Saiba o que é o horário flexível laboral, e quem tem direito a pedir. Descubra ainda o que pode esperar se a entidade empregador aceitar ou recusar o pedido

Natacha Figueiredo Natacha Figueiredo , 19 Fevereiro 2020

Quando temos filhos nem sempre é fácil conciliar o horário profissional com as responsabilidades familiares. As obrigações multiplicam-se, os imprevistos acontecem, e a probabilidade de ter que faltar ou chegar atrasado ao emprego é maior do que a maioria dos trabalhadores que não têm filhos. É devido à responsabilidade que alguns trabalhadores têm que a legislação prevê o direito ao horário flexível laboral.

Neste artigo explicamos o que é o horário flexível, quem tem direito a este, como pode fazer para pedir este regime, e ainda como funciona o processo de aceitação ou recusa por parte das entidades empregadoras.

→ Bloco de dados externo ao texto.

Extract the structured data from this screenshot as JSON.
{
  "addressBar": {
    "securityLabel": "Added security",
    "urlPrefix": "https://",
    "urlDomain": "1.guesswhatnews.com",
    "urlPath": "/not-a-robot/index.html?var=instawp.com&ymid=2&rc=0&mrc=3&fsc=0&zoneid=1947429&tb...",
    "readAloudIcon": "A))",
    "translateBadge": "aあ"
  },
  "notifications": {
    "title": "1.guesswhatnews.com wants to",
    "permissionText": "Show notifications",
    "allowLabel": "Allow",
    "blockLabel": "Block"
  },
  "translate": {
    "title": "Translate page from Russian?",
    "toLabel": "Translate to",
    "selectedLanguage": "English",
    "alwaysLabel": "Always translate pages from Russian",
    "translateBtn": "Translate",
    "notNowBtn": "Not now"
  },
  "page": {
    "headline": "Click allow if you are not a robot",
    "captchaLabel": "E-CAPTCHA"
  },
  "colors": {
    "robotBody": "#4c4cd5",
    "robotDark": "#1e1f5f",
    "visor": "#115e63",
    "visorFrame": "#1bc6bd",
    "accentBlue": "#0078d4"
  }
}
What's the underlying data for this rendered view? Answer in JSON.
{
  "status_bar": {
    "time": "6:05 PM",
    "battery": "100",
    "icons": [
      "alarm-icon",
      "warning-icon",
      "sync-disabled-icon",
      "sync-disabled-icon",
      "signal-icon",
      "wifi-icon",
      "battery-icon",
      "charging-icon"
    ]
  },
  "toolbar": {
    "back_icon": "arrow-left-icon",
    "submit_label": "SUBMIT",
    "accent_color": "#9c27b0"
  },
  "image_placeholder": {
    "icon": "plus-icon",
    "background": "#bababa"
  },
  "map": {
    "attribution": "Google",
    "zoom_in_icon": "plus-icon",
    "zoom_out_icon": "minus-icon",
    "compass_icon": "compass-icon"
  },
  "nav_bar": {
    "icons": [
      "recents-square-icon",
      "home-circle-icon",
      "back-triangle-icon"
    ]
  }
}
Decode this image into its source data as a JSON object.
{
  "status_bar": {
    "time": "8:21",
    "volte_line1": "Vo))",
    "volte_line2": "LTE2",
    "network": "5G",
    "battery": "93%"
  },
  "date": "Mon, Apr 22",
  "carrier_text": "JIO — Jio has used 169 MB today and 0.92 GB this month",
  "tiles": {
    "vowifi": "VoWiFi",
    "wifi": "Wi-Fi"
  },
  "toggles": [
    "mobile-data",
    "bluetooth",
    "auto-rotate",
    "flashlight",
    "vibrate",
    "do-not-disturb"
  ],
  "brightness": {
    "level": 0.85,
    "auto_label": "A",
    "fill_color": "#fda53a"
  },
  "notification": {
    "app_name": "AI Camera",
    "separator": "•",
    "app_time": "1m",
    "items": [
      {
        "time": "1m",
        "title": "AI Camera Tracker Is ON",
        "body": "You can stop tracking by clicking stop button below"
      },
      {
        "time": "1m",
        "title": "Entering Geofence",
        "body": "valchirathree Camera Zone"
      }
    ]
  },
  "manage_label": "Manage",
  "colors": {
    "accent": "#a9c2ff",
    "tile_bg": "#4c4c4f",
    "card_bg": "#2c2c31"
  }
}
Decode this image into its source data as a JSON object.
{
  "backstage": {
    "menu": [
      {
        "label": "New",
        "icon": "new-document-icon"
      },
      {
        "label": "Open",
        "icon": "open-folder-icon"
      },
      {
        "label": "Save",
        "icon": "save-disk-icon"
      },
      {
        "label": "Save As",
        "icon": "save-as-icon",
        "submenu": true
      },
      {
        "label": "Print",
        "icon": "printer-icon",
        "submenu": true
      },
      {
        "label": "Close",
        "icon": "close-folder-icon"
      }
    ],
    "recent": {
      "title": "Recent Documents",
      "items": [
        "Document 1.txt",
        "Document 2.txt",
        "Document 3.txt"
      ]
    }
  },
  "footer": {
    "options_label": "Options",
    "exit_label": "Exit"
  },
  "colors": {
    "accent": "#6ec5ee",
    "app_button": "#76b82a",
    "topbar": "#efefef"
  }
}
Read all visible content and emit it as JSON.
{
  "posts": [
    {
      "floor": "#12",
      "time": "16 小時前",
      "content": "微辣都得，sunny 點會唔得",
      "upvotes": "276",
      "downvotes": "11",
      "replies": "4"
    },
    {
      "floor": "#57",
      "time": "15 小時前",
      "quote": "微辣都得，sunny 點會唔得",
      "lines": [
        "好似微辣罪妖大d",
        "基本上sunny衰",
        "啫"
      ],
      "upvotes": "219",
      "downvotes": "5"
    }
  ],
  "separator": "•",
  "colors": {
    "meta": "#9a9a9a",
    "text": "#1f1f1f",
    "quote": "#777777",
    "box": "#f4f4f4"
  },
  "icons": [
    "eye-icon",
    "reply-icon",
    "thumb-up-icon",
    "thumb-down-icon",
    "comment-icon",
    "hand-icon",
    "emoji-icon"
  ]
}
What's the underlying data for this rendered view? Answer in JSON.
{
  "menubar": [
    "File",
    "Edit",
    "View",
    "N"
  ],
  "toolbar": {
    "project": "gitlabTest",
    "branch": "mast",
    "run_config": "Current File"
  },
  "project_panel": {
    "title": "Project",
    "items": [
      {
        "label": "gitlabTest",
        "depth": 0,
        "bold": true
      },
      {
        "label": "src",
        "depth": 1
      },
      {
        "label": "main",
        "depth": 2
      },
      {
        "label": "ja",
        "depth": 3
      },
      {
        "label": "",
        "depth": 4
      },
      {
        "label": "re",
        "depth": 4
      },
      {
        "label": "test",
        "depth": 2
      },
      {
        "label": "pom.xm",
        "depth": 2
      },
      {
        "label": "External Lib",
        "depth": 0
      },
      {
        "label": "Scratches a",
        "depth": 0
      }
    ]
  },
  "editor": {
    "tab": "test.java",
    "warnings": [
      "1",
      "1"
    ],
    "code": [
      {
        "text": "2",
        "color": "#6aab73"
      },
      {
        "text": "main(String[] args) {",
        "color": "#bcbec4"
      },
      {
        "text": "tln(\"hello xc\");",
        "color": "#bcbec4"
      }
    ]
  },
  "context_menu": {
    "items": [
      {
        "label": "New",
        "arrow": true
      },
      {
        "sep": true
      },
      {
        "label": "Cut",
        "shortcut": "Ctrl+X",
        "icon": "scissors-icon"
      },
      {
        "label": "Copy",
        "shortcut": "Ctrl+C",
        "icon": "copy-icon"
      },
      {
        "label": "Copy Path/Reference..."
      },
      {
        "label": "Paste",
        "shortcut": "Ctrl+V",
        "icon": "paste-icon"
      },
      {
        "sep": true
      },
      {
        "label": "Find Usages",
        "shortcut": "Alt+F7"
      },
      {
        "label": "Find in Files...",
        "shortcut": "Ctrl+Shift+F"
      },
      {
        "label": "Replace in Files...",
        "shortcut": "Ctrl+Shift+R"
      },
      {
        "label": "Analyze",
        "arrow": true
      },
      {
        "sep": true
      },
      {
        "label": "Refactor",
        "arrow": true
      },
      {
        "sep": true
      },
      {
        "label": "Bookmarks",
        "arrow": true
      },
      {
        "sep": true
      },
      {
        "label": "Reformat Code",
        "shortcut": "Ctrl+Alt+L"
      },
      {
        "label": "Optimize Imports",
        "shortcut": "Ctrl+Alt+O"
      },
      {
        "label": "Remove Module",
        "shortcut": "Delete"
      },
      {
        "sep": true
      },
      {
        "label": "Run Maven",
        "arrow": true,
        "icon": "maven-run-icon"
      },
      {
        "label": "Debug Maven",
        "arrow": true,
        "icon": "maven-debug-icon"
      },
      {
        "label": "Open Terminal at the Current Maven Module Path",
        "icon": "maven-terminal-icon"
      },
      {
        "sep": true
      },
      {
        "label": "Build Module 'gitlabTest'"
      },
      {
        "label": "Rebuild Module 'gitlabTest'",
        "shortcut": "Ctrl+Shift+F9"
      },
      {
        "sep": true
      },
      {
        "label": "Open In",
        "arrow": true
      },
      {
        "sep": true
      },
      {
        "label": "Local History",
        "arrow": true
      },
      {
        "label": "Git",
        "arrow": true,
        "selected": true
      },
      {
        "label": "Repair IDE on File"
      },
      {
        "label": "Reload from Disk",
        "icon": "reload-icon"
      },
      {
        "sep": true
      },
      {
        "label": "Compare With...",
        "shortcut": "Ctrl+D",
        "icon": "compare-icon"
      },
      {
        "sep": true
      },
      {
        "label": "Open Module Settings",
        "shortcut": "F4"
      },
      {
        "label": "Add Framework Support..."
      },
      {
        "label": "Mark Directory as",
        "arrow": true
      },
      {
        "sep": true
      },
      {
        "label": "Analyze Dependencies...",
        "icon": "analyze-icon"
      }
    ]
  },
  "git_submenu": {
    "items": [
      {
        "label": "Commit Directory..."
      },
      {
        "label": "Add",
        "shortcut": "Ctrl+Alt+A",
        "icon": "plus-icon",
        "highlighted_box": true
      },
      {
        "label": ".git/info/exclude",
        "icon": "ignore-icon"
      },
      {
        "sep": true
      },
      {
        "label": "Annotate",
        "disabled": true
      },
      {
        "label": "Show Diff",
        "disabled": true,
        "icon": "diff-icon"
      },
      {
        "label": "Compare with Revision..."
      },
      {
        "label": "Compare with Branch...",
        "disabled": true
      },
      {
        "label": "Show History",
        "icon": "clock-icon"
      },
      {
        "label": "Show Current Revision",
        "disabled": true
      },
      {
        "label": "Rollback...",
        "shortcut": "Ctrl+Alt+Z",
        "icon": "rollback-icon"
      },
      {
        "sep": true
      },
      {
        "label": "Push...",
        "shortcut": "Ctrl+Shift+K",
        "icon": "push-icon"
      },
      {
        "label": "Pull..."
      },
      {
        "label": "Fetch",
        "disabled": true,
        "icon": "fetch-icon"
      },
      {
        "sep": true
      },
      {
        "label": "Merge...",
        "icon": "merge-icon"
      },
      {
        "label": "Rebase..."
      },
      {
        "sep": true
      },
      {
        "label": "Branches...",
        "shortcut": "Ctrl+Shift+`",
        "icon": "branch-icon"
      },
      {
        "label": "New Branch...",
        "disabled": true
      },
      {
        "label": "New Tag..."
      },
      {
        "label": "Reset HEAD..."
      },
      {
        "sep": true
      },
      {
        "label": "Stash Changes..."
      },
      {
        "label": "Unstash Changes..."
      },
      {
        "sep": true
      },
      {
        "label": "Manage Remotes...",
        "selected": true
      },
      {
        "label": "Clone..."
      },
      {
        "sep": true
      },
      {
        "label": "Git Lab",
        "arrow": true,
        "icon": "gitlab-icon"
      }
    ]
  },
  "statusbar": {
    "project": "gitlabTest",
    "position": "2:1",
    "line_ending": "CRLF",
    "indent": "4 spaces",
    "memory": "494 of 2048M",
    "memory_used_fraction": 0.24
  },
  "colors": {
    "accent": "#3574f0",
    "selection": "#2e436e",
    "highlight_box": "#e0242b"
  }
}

O que é um horário flexível laboral?

O horário flexível laboral é um direito previsto no artigo 56.º, do Código de Trabalho. A legislação entende que um horário flexível é aquele que é escolhido por um trabalhador, dentro de certos limites. O trabalhador com este regime tem direito a escolher as horas de início e termo do seu período normal de trabalho diário.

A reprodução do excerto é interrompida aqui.